Autant dire que cette condition de conscience de soi est, au moins nécessaire, peut-être même nécessaire et suffisante, pour philosopher.


Bonjour Philippe,

merci de ces précisions. Je suis tout à fait d'accord pour dire que pour pouvoir philosopher, il faut une conscience de soi. Notre problème se trouve ailleurs: pourquoi utiliser un pseudo diminuerait-il nécessairement la conscience de soi?

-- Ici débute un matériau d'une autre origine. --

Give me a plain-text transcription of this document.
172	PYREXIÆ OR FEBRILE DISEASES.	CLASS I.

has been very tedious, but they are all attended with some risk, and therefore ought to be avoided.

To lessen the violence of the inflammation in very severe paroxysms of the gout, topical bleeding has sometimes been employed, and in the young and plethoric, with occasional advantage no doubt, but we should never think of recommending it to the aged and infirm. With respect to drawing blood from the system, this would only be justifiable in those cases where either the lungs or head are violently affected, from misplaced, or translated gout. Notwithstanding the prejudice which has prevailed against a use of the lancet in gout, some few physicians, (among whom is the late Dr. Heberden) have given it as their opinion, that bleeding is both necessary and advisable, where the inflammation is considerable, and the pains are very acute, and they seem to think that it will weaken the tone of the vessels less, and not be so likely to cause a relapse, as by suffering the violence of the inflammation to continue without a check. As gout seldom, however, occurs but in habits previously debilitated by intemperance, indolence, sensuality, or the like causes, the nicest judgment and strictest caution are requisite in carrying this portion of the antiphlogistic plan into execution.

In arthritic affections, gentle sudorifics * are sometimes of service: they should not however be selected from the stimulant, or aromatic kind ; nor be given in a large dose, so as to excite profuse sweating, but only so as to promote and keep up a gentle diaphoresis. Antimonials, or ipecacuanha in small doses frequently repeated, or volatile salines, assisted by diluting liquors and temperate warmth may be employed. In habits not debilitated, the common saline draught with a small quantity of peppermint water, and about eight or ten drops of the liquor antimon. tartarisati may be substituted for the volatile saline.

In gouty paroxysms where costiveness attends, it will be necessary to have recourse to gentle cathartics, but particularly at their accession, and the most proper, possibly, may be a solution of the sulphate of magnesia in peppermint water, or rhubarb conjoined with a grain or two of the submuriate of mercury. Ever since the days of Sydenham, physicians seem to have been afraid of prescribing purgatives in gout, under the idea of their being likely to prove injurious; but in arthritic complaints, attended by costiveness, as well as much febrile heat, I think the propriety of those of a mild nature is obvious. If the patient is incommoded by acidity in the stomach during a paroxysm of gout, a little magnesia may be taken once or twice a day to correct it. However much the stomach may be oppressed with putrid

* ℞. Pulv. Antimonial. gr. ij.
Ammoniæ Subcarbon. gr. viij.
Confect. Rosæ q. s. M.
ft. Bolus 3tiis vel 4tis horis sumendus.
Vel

Lorsque j'écris ici sous le nom de "Louisa", sans mentionner un nom de famille (donc en entravant, justement, consciemment, la possibilité de découvrir mon identité "objective" ou plutôt "civile"), est-ce que du même coup j'oublierais qui je suis? Est-ce que je n'aurais pas conscience du fait qu'ici, moi j'écris en utilisant le nom "Louisa"? Pourquoi supposer que l'usage d'un pseudo aurait nécessairement un effet sur la conscience de soi? C'est là que je reste un peu sur ma faim. D'autant plus que les rares philosophes qui se sont prononcés à ce sujet semblent dire exactement l'inverse. Car Hegel, Platon et Spinoza parlent certes de la nécessité d'une certaine conscience de soi, mais non pas de l'influence potentielle de l'usage d'un pseudo sur cette conscience. Ceux qui en parlent, en revanche, ne semblent pas partager votre opinion. Prenons par exemple Deleuze et Guattari, qui dans Mille Plateaux écrivent ceci:

Deleuze et Guattari a écrit :Nous avons écrit l'Anti-Oedipe à deux. Comme chacun de nous était plusieurs, ça faisait déjà beaucoup de monde. (...) Nous avons distribué d'habiles pseudonymes, pour rendre méconnaissable. (...) Pour rendre imperceptible, non pas nous-mêmes, mais ce qui nous fait agir, éprouver ou penser. (...) Non pas en arriver au point où l'on ne dit plus je, mais au point où ça n'a plus aucune importance de dire ou de ne pas dire je. Nous ne sommes plus nous-mêmes. (...) Nous avons été aidés, aspirés, multipliés.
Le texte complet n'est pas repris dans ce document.